"Ça suffit !" a tonné lundi matin la juge en charge du dossier. Après près de deux ans de sursis et de négociations avec les investisseurs, la magistrate Linda Chan a sifflé la fin de la partie. "Considérant l'absence évidente de progrès (...) j'estime qu'il est approprié que le tribunal rende un jugement de liquidation d’Evergrande, et c'est ce que j'ordonne", a tranché cette dernière.
La décision répond aux plaintes des investisseurs étrangers du groupe qui avaient décidé de porter l’affaire en justice après des mois de discussions. Bien que ces créanciers internationaux ne détiennent qu’une part infime des plus de 300 milliards de francs de dette du groupe, l’ordre de liquidation obtenu devrait en principe entraîner la saisie de tous les actifs de l’entreprise. Le produit de leur vente devrait être utilisé pour rembourser les créditeurs lésés.

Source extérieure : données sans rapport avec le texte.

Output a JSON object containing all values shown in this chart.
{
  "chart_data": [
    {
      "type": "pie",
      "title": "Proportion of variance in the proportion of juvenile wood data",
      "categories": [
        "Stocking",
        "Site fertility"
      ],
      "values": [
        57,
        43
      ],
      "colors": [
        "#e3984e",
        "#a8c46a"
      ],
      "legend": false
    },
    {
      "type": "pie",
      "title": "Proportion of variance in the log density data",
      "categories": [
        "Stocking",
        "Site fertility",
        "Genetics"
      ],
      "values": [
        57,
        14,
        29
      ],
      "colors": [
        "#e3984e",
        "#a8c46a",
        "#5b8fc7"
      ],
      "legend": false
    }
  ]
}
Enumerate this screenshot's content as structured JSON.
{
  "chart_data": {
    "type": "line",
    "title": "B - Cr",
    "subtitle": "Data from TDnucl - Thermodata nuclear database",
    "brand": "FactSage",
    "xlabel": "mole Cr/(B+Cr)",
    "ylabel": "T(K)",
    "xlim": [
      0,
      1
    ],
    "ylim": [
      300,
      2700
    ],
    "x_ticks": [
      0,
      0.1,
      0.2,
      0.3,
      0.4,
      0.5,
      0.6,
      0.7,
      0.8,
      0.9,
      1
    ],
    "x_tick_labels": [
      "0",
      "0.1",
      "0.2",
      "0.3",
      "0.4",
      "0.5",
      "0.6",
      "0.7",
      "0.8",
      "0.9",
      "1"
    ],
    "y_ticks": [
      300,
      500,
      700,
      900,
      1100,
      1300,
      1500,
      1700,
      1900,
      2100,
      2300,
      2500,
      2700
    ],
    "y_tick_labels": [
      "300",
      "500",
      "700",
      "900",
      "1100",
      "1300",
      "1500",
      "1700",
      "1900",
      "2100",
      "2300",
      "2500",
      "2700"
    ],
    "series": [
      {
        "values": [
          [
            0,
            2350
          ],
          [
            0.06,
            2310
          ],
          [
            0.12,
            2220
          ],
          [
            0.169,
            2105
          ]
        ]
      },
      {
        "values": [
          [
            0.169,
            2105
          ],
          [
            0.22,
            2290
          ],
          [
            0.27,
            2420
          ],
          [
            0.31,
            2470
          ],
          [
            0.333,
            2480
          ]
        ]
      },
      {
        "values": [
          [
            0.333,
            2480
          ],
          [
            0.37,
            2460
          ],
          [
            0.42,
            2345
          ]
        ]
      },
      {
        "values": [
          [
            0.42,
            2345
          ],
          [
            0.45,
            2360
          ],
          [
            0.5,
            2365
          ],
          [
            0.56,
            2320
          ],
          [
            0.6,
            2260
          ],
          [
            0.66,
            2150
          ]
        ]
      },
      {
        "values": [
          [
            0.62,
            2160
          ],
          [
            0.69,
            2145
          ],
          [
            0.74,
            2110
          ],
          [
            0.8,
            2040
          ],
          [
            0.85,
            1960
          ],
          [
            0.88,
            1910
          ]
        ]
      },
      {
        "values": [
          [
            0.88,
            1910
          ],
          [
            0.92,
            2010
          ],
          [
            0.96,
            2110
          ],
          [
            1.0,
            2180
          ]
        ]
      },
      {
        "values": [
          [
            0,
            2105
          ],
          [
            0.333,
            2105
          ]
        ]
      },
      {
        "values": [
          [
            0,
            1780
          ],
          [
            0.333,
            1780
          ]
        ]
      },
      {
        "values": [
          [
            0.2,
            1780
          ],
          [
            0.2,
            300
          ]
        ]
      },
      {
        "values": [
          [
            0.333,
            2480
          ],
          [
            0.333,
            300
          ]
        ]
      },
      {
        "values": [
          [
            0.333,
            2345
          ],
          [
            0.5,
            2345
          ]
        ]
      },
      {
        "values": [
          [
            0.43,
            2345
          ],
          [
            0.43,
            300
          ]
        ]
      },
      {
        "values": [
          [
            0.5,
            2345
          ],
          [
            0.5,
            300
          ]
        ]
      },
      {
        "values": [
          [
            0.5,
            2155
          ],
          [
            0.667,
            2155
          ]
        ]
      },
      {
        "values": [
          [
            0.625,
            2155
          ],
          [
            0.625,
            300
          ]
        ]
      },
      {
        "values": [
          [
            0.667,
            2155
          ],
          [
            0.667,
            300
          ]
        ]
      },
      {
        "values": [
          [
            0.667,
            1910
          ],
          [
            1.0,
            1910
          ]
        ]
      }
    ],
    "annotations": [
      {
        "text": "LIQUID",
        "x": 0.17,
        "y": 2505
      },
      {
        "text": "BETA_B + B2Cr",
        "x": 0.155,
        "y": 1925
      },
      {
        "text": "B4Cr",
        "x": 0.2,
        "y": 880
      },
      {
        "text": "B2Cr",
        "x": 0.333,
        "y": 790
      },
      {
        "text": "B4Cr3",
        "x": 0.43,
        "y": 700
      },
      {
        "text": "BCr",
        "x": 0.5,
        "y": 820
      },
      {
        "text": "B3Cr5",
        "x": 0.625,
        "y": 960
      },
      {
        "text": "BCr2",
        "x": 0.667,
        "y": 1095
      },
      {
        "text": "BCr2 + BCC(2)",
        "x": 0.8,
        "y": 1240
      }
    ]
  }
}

Conséquences incertaines en Chine continentale
Si ce verdict laisse présager la fin d’Evergrande, dans les faits, son application reste incertaine. La très large majorité des actifs de l’entreprise se trouvent en Chine continentale. Pékin pourrait choisir de ne pas reconnaître la décision de justice. Le Parti communiste tente en effet de dégonfler progressivement une bulle immobilière dont l’éclatement constituerait une menace pour l’économie nationale.
Pour ce faire, les autorités tentent de maintenir à flots les promoteurs, le temps d’assurer la construction et la livraison d’appartements achetés sur plans par des milliers de ménages chinois. Une liquidation précipitée restreindrait le contrôle du pouvoir dans ce processus et contribuerait à accroître l’inquiétude des investisseurs chinois. D’autant plus qu’une cinquantaine de promoteurs ont enregistré un ou plusieurs défauts de paiements ces derniers mois et tentent de négocier la restructuration de leurs dettes.
Dilemme pour les autorités chinoises
Jusqu’en 2021, le secteur de la construction était l’un des piliers de l’économie chinoise. Le secteur immobilier et les activités relatives pesaient à eux seuls près de 25% du produit intérieur brut.
Source de croissance, la frénésie du secteur a longtemps été encouragée par le pouvoir, engendrant investissements massifs et spéculation. A partir du début des années 2000, de nombreux ménages chinois ont engouffré leurs économies dans l’achat de logements, un investissement perçu comme plus stable et plus sûr que les marchés boursiers – très volatils en Chine. Face à l’explosion de la demande, les promoteurs se sont mis à réinjecter massivement leurs revenus dans de nouveaux projets. La vente de biens avant même le début des travaux s’est petit à petit généralisée, exposant les acheteurs à un risque de pertes important.
Désireuses de limiter l’expansion de la bulle spéculative, les autorités ont entrepris de brider les constructeurs en leur imposant d’importantes limites d’accès au crédit. Couplé au ralentissement économique, accentué par la pandémie et la stratégie zéro-Covid draconienne du pouvoir, la mesure a fortement prétérité les entrepreneurs du secteur.
Le frein brutal des dépenses des ménages ces dernières années a en outre contribué à réduire considérablement les revenus des promoteurs. Résultat: beaucoup se retrouvent dans l’incapacité d’honorer leurs dettes. Un problème pour plus de 4000 banques chinoises qui seraient aujourd’hui surexposées. Les autorités locales se retrouvent également étroitement liées financièrement à nombre d’acteurs du secteur.